Each topic contains an article researched and written by our editorial staff. Our writers and editors are committed to providing high quality, accurate and objective information. While the site is supported in part by advertising, we clearly demarcate the independent editorial content from links sponsored by advertisers.

But our articles are just the start. We invite members of CostHelper.com to share their own knowledge and experiences with others, to create the broadest, most detailed community resource possible. Our vision is to create a place where you can find cost information on whatever you are looking for, wherever you may be looking, so you can easily plan your budget, find a great price that others are paying, and get started on buying what you're looking for.

Thursday, March 22, 2007

Become a Google Finance Power User

... as explained by Ask the Advisor.
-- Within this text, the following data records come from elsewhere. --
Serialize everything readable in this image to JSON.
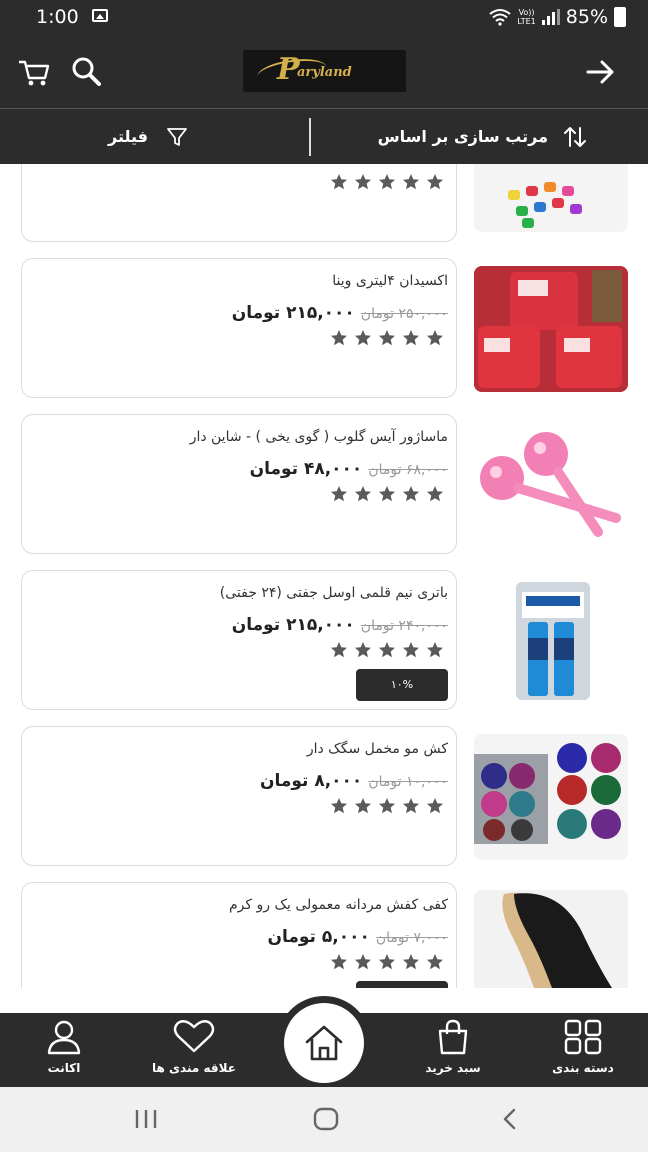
{
  "status_bar": {
    "time": "1:00",
    "network_top": "Vo))",
    "network_bottom": "LTE1",
    "battery": "85%"
  },
  "header": {
    "logo_text": "aryland",
    "logo_initial": "P"
  },
  "filter_bar": {
    "sort_label": "مرتب سازی بر اساس",
    "filter_label": "فیلتر"
  },
  "products": [
    {
      "title": "",
      "old_price": "",
      "new_price": "",
      "rating": 5,
      "image": "colorful-clips"
    },
    {
      "title": "اکسیدان ۴لیتری وینا",
      "old_price": "۲۵۰,۰۰۰ تومان",
      "new_price": "۲۱۵,۰۰۰ تومان",
      "rating": 5,
      "image": "vina-containers"
    },
    {
      "title": "ماساژور آیس گلوب ( گوی یخی ) - شاین دار",
      "old_price": "۶۸,۰۰۰ تومان",
      "new_price": "۴۸,۰۰۰ تومان",
      "rating": 5,
      "image": "pink-ice-globes"
    },
    {
      "title": "باتری نیم قلمی اوسل جفتی (۲۴ جفتی)",
      "old_price": "۲۴۰,۰۰۰ تومان",
      "new_price": "۲۱۵,۰۰۰ تومان",
      "rating": 5,
      "discount": "۱۰%",
      "image": "osel-batteries"
    },
    {
      "title": "کش مو مخمل سگک دار",
      "old_price": "۱۰,۰۰۰ تومان",
      "new_price": "۸,۰۰۰ تومان",
      "rating": 5,
      "image": "velvet-scrunchies"
    },
    {
      "title": "کفی کفش مردانه معمولی یک رو کرم",
      "old_price": "۷,۰۰۰ تومان",
      "new_price": "۵,۰۰۰ تومان",
      "rating": 5,
      "image": "shoe-insoles"
    }
  ],
  "bottom_nav": {
    "account": "اکانت",
    "favorites": "علاقه مندی ها",
    "cart": "سبد خرید",
    "categories": "دسته بندی"
  },
  "colors": {
    "bar_background": "#2c2c2c",
    "star_color": "#5a5a5a",
    "card_border": "#dcdcdc"
  }
}
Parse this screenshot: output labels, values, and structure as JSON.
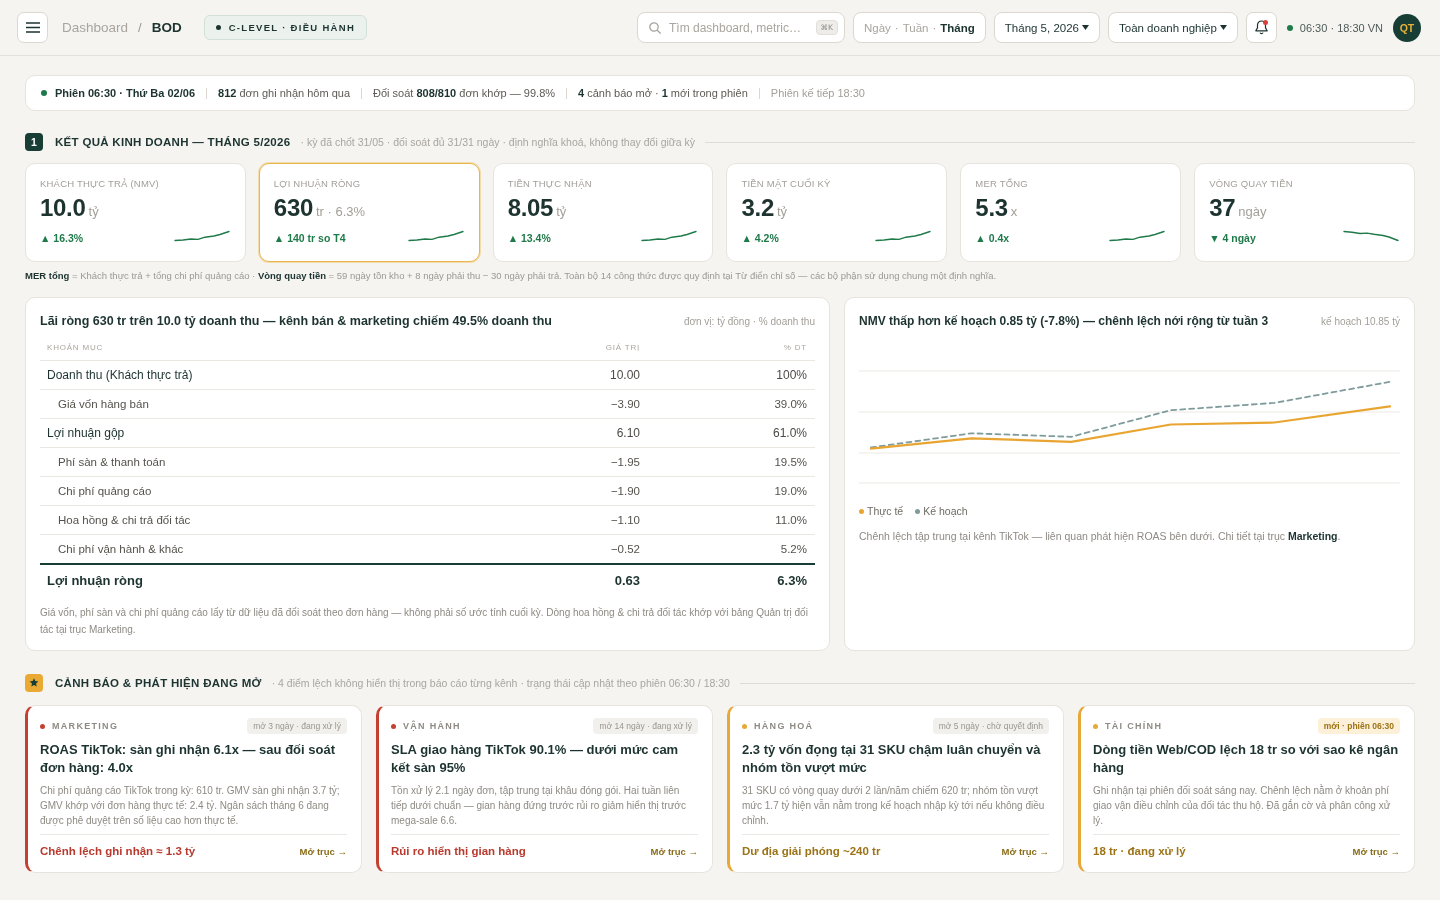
{
  "header": {
    "breadcrumb": [
      {
        "label": "Dashboard",
        "current": false
      },
      {
        "label": "BOD",
        "current": true
      }
    ],
    "breadcrumb_separator": "/",
    "role_badge": "C-LEVEL · ĐIỀU HÀNH",
    "search": {
      "placeholder": "Tìm dashboard, metric…",
      "shortcut": "⌘K"
    },
    "period": {
      "separator": "·",
      "options": [
        {
          "label": "Ngày",
          "selected": false
        },
        {
          "label": "Tuần",
          "selected": false
        },
        {
          "label": "Tháng",
          "selected": true
        }
      ]
    },
    "filters": [
      {
        "label": "Tháng 5, 2026"
      },
      {
        "label": "Toàn doanh nghiệp"
      }
    ],
    "notifications": {
      "unread": true
    },
    "session_clock": {
      "label": "06:30 · 18:30 VN",
      "live": true
    },
    "avatar": "QT"
  },
  "session_bar": [
    {
      "kind": "session",
      "text": "Phiên 06:30 · Thứ Ba 02/06"
    },
    {
      "kind": "stat",
      "text": "**812** đơn ghi nhận hôm qua"
    },
    {
      "kind": "stat",
      "text": "Đối soát **808/810** đơn khớp — 99.8%"
    },
    {
      "kind": "stat",
      "text": "**4** cảnh báo mở · **1** mới trong phiên"
    },
    {
      "kind": "muted",
      "text": "Phiên kế tiếp 18:30"
    }
  ],
  "results": {
    "badge": {
      "kind": "number",
      "text": "1"
    },
    "title": "KẾT QUẢ KINH DOANH — THÁNG 5/2026",
    "subtitle": "· kỳ đã chốt 31/05 · đối soát đủ 31/31 ngày · định nghĩa khoá, không thay đổi giữa kỳ",
    "kpis": [
      {
        "label": "KHÁCH THỰC TRẢ (NMV)",
        "value": "10.0",
        "unit": "tỷ",
        "change": "▲ 16.3%",
        "falling": false,
        "highlighted": false
      },
      {
        "label": "LỢI NHUẬN RÒNG",
        "value": "630",
        "unit": "tr · 6.3%",
        "change": "▲ 140 tr so T4",
        "falling": false,
        "highlighted": true
      },
      {
        "label": "TIỀN THỰC NHẬN",
        "value": "8.05",
        "unit": "tỷ",
        "change": "▲ 13.4%",
        "falling": false,
        "highlighted": false
      },
      {
        "label": "TIỀN MẶT CUỐI KỲ",
        "value": "3.2",
        "unit": "tỷ",
        "change": "▲ 4.2%",
        "falling": false,
        "highlighted": false
      },
      {
        "label": "MER TỔNG",
        "value": "5.3",
        "unit": "x",
        "change": "▲ 0.4x",
        "falling": false,
        "highlighted": false
      },
      {
        "label": "VÒNG QUAY TIỀN",
        "value": "37",
        "unit": "ngày",
        "change": "▼ 4 ngày",
        "falling": true,
        "highlighted": false
      }
    ],
    "footnote": "**MER tổng** = Khách thực trả + tổng chi phí quảng cáo · **Vòng quay tiền** = 59 ngày tồn kho + 8 ngày phải thu − 30 ngày phải trả. Toàn bộ 14 công thức được quy định tại Từ điển chỉ số — các bộ phận sử dụng chung một định nghĩa."
  },
  "pnl": {
    "title": "Lãi ròng 630 tr trên 10.0 tỷ doanh thu — kênh bán & marketing chiếm 49.5% doanh thu",
    "unit": "đơn vị: tỷ đồng · % doanh thu",
    "columns": [
      "KHOẢN MỤC",
      "GIÁ TRỊ",
      "% DT"
    ],
    "rows": [
      {
        "label": "Doanh thu (Khách thực trả)",
        "value": "10.00",
        "percent": "100%",
        "children": [
          {
            "label": "Giá vốn hàng bán",
            "value": "−3.90",
            "percent": "39.0%"
          }
        ]
      },
      {
        "label": "Lợi nhuận gộp",
        "value": "6.10",
        "percent": "61.0%",
        "children": [
          {
            "label": "Phí sàn & thanh toán",
            "value": "−1.95",
            "percent": "19.5%"
          },
          {
            "label": "Chi phí quảng cáo",
            "value": "−1.90",
            "percent": "19.0%"
          },
          {
            "label": "Hoa hồng & chi trả đối tác",
            "value": "−1.10",
            "percent": "11.0%"
          },
          {
            "label": "Chi phí vận hành & khác",
            "value": "−0.52",
            "percent": "5.2%"
          }
        ]
      }
    ],
    "total": {
      "label": "Lợi nhuận ròng",
      "value": "0.63",
      "percent": "6.3%"
    },
    "footnote": "Giá vốn, phí sàn và chi phí quảng cáo lấy từ dữ liệu đã đối soát theo đơn hàng — không phải số ước tính cuối kỳ. Dòng hoa hồng & chi trả đối tác khớp với bảng Quản trị đối tác tại trục Marketing."
  },
  "nmv_chart": {
    "title": "NMV thấp hơn kế hoạch 0.85 tỷ (-7.8%) — chênh lệch nới rộng từ tuần 3",
    "plan_note": "kế hoạch 10.85 tỷ",
    "legend": [
      {
        "label": "Thực tế",
        "color": "#e9a531",
        "dashed": false
      },
      {
        "label": "Kế hoạch",
        "color": "#7f9b9b",
        "dashed": true
      }
    ],
    "note": "Chênh lệch tập trung tại kênh TikTok — liên quan phát hiện ROAS bên dưới. Chi tiết tại trục **Marketing**."
  },
  "alerts": {
    "badge": {
      "kind": "star"
    },
    "title": "CẢNH BÁO & PHÁT HIỆN ĐANG MỞ",
    "subtitle": "· 4 điểm lệch không hiển thị trong báo cáo từng kênh · trạng thái cập nhật theo phiên 06:30 / 18:30",
    "items": [
      {
        "critical": true,
        "category": "MARKETING",
        "status": "mở 3 ngày · đang xử lý",
        "new": false,
        "title": "ROAS TikTok: sàn ghi nhận 6.1x — sau đối soát đơn hàng: 4.0x",
        "body": "Chi phí quảng cáo TikTok trong kỳ: 610 tr. GMV sàn ghi nhận 3.7 tỷ; GMV khớp với đơn hàng thực tế: 2.4 tỷ. Ngân sách tháng 6 đang được phê duyệt trên số liệu cao hơn thực tế.",
        "impact": "Chênh lệch ghi nhận ≈ 1.3 tỷ",
        "link": "Mở trục →"
      },
      {
        "critical": true,
        "category": "VẬN HÀNH",
        "status": "mở 14 ngày · đang xử lý",
        "new": false,
        "title": "SLA giao hàng TikTok 90.1% — dưới mức cam kết sàn 95%",
        "body": "Tồn xử lý 2.1 ngày đơn, tập trung tại khâu đóng gói. Hai tuần liên tiếp dưới chuẩn — gian hàng đứng trước rủi ro giảm hiển thị trước mega-sale 6.6.",
        "impact": "Rủi ro hiển thị gian hàng",
        "link": "Mở trục →"
      },
      {
        "critical": false,
        "category": "HÀNG HOÁ",
        "status": "mở 5 ngày · chờ quyết định",
        "new": false,
        "title": "2.3 tỷ vốn đọng tại 31 SKU chậm luân chuyển và nhóm tồn vượt mức",
        "body": "31 SKU có vòng quay dưới 2 lần/năm chiếm 620 tr; nhóm tồn vượt mức 1.7 tỷ hiện vẫn nằm trong kế hoạch nhập kỳ tới nếu không điều chỉnh.",
        "impact": "Dư địa giải phóng ~240 tr",
        "link": "Mở trục →"
      },
      {
        "critical": false,
        "category": "TÀI CHÍNH",
        "status": "mới · phiên 06:30",
        "new": true,
        "title": "Dòng tiền Web/COD lệch 18 tr so với sao kê ngân hàng",
        "body": "Ghi nhận tại phiên đối soát sáng nay. Chênh lệch nằm ở khoản phí giao vận điều chỉnh của đối tác thu hộ. Đã gắn cờ và phân công xử lý.",
        "impact": "18 tr · đang xử lý",
        "link": "Mở trục →"
      }
    ]
  }
}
It's a short primer on getting more out of Google Finance, including pointers on using Google Finance's 40 years of stock market data, comparing stocks, customizing charts and finding blogs and forums that discuss particular companies.

Wednesday, February 28, 2007

Measuring customer service

At MeasuredUp.com you "Rate and Review Customer Service" on a 5-point scale from "Amazing" to "Booo":

Not to be taken lightly, Measuredup.com should be used to review and rate the places you go everyday. Remember, anyone can have a bad day or a bad mood so take that into account before writing a harsh review. Take back the power.

Assert your rightful voice as the consumer. Get some good old fashioned revenge, or make someone's day. It is your money and you deserve to be treated like a valuable person and when you get terrible or great service to call out or reward that person and business.

I searched on Louisville and all it turned up was a review of P.F. Chang's. MeasuredUp just debuted in December, so maybe the results will improve with time.